Jeder Fisch hat große Kraft und taucht sofort nach dem Anhaken. Eintagsfliegen der Größe 12-14 funktionierten gut, ebenso wie verschiedene Nymphen und Streamer. Auf den Sandflächen entlang des Flusses waren Spuren von Wölfen, Bären und Elchen zu sehen. Die Elchspuren waren sogar größer als unsere Hände. Wir fischten mehrere Meilen flussaufwärts und fanden am späten Nachmittag problemlos den Weg zurück zum Weg und zu unserem Auto. Wir waren nie ängstlich, aber wir blieben wachsam.
Die Klarheit unserer Bilder wurde an diesem Tag durch den Rauch eines Waldbrandes beeinträchtigt, der die Sicht beeinträchtigte und die Sonnenuntergänge blutrot färbte.

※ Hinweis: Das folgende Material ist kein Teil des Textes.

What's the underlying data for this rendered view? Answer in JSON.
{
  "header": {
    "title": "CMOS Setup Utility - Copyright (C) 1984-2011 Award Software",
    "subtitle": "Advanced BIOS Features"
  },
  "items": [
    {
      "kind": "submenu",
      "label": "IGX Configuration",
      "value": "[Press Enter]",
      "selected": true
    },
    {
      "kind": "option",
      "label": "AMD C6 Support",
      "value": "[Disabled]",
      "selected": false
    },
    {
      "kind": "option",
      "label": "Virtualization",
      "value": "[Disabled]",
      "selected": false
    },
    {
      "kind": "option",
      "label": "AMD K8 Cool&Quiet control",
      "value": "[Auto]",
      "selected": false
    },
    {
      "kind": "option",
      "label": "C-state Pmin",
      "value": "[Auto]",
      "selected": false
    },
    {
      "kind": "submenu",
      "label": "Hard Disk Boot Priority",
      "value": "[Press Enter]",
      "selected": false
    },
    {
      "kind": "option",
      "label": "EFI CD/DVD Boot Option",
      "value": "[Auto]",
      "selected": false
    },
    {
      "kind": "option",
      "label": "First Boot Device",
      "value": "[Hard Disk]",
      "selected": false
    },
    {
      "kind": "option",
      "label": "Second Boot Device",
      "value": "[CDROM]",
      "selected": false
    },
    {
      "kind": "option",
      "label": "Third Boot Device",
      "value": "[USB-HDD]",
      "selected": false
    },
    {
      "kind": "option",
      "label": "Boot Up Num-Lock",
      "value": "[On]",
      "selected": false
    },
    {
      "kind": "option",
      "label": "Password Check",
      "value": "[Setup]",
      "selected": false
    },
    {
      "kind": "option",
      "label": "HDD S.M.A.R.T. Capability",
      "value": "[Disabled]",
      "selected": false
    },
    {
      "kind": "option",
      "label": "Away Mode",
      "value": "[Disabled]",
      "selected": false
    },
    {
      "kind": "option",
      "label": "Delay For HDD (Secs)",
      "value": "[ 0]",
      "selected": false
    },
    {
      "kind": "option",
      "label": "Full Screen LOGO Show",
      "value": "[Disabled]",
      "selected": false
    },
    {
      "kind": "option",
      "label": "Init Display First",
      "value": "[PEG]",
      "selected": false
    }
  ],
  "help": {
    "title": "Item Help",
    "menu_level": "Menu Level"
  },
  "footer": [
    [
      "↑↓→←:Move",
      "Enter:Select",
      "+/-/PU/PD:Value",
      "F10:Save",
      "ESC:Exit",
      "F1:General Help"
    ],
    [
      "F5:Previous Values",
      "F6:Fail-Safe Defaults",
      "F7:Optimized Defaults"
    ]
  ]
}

Erfolgreiches Fischen auf der Ranch
Unser nächstes Angelabenteuer fand auf der Ranch selbst statt und begann an den Klippen am unteren Ende der Ranch. Von dort aus fischten wir etwa drei Meilen bis zum Beginn der oberen Schlucht, wo das Waten schwierig wird. Das Wasser hat hier einen bergigen Charakter mit vielen wunderschönen Terrassen. Dieser Gewässerabschnitt bot uns den perfekten Cutthroat-Forellen-Traum. Man kann kaum beschreiben, wie viele Forellen in diesem Gewässer leben - man muss sich einfach darauf einlassen.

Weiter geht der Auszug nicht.